Unlike the previously reviewed Besson discs, which had PCM stereo soundtracks, the sound here is DTS 5.1 surround and a fine one at that, with a strong dynamic range and a crisp level of clarity that really showcases Eric Serra's marvellous, ethnically influenced orchestral score. The effects and dialogue are largely front-weighted, though, and – perhaps more surprisingly – gunshots and explosions feel a little muted instead of rattling the windows and exercising the subwoofer as you feel they should. Otherwise a solid job.
Léon: Theatrical Cut (110:12)
A chance to revisit the cut that first made it to American and UK cinemas, which if you're already familiar with the director's cut (and most hardcore fans will have long ago imported the Japanese or US DVD of this version) is a jarring experience, with the missing training scenes in particular carving a sizeable chunk out of the narrative.
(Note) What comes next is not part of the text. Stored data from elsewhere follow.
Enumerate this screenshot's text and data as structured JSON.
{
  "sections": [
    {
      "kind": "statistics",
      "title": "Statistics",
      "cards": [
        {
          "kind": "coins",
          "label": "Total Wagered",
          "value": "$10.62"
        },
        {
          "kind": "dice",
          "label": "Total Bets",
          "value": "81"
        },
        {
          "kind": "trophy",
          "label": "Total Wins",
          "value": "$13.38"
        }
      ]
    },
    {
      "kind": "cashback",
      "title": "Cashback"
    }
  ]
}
As with The Big Blue, the quality of both cuts is identical and likely achieved through branching.
The rest of the extras are all 576p and appear to have been sourced from the American DVD release, hence the repeated reference to the film as The Professional, its US release title.
10 Year Retrospective (25:09)
An initially interesting look back at the film through interviews with cast and crew members (though interestingly, not Besson or Oldman) that starts to lose its appeal before the end, suffering under the weight of back-slapping and an annoying voice-over. It does, however, include a couple of alternative takes of one of Gary Oldman's shots.
Natalie Portman: Starting Young (13:49)
Portman looks back at landing the role and her experiences on the film. Interesting and entertaining, despite the efforts of that voice-over.
Jean Reno: The Road to Léon (12:24)
Voice-over guy is back to introduce an interview with the always enjoyable Jean Reno (I watched this with fellow reviewer Camus, who remarked afterwards that he could listen to Reno all day), who looks back at his career and how it was changed by the success of Léon.
A reasonable sell as a violent actioner that gives nothing about the plot away.
Besson's biggest US hit is also his most satisfying balance of art, action, character and storytelling to date, and if you're already a fan then this is the version you've been waiting for – the extras may not be that great, but the picture quality is superb and you get both cuts of the film, so you can fully appreciate what you were previously missing. Highly recommended.